Il dovere di riserbo e segreto professionale riguarda anche le notizie, relative al cliente o alla parte assistita, provenienti dalla controparte
Il divieto sancito dall’art. 28 cdf non è circoscritto alle informazioni che l’avvocato conosce direttamente dal cliente e dalla parte assistita, bensì investe anche le informazioni, concernenti cliente e parte assistita, delle quali sia venuto a conoscenza in dipendenza del mandato, quindi pure quelle che l’avvocato apprenda dagli atti di difesa della propria controparte (Cass. n. 10852/2021).

La violazione del dovere di riserbo e segreto professionale dopo la cessazione dell’incarico
Anche dopo la cessazione dell’incarico per qualsiasi causa, l’avvocato è tenuto a mantenere il segreto ed il massimo riserbo sull’attività prestata e sulle informazioni di cui sia venuto a conoscenza in dipendenza del mandato ex art. 28 cdf, tanto nei confronti del cliente quanto della parte assistita (CNF n. 4/2024, CNF n. 227/2020, CNF n. 37/2020, CNF n. 395/2016).

Lo studio professionale deve garantire la riservatezza del cliente, quale esplicazione del decoro e della dignità che la funzione sociale della professione impone. Tale riservatezza, peraltro, non è rinunciabile da parte del cliente (CNF n. 39/2012).

Segreto

I presupposti del segreto e riserbo professionale
Il professionista è tenuto a mantenere il segreto ed il massimo riserbo sull’attività prestata e su tutte le informazioni che gli siano fornite dal cliente e dalla parte assistita, nonché su quelle delle quali sia venuto a conoscenza in dipendenza del mandato. Elementi del relativo illecito disciplinare sono quindi, da un lato, l’esistenza di un mandato professionale tra cliente e professionista e, dall’altro, che le notizie siano state riferite dal proprio assistito in funzione del mandato ricevuto (CNF n. 227/2020, CNF n. 60/2019, CNF n. 203/2016).

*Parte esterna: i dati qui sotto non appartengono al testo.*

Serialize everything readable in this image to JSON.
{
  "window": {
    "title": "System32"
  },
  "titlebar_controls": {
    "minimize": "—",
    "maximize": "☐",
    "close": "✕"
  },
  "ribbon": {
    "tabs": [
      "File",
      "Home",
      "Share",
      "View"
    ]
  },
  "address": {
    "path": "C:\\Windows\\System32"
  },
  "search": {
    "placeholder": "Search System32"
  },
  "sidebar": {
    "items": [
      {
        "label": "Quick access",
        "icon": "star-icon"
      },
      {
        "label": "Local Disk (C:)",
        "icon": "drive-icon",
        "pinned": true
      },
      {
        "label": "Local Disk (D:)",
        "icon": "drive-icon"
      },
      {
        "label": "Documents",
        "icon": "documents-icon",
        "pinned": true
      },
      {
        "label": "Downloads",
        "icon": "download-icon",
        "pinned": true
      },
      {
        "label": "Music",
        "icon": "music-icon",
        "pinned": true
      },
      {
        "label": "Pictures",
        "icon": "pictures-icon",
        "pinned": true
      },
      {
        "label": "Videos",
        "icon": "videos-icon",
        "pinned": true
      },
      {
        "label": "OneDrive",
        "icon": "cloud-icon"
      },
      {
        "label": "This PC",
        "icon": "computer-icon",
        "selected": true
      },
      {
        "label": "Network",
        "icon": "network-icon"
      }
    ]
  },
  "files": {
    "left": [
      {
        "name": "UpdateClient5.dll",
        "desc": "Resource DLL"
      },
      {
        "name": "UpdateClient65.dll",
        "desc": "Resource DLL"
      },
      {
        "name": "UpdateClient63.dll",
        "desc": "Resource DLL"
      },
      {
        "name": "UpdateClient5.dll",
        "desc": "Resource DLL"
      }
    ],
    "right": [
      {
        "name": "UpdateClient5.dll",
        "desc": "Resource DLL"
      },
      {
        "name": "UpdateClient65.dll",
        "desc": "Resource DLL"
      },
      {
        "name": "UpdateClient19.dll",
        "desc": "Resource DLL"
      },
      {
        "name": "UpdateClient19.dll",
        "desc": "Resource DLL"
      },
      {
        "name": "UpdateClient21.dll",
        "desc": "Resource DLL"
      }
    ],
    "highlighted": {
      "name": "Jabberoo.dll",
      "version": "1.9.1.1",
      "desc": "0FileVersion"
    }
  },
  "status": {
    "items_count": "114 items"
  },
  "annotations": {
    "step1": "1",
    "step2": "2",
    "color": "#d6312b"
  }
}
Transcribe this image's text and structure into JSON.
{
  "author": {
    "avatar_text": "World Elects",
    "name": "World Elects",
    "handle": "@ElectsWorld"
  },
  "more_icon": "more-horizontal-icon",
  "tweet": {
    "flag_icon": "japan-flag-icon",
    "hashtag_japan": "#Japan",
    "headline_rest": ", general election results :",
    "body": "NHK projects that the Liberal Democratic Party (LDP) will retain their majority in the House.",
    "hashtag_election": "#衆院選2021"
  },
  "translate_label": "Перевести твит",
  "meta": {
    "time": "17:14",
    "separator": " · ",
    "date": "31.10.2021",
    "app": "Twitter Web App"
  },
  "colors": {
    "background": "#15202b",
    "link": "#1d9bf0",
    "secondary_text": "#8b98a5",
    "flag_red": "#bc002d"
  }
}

Segreto professionale e antiriciclaggio
L’avvocato sottoposto a controllo antiriciclaggio dalla GDF può legittimamente opporre il segreto professionale in relazione alla richiesta di acquisizione/esame dei fascicoli di studio. In questo caso gli operanti hanno l’obbligo di chiedere l’autorizzazione dell’AG per procedere in tal senso. Resta fermo il disposto di cui all’art 103 c.p.p. per le ipotesi particolari ivi previste (CNF parere n. 92/2014).

A tutela dei fondamentali doveri di segreto professionale e di fedeltà al cliente, l’iscrizione nel registro dei praticanti ovvero lo svolgimento della pratica forense è incompatibile con lo status di appartenente alle forze dell’ordine (CNF parere n. 87/2013).

L’avvocato del cliente poi fallito deve consegnare al curatore fallimentare la documentazione delle pratiche, con eccezione delle notizie inerenti a fatti “personalissimi” del cliente (ad es., separazione o divorzio) od a circostanze che potrebbero essere ritenute rilevanti in suo danno, sotto il profilo penale; ciò, in ossequio al dovere di riserbo e segreto professionale (art. 28 cdf) che trova tutela anche nell’ambito dell’azione penale (artt. 103 e 200 c.p.p.), salva espressa autorizzazione – magari scritta – del cliente (CNF parere n. 16/2018).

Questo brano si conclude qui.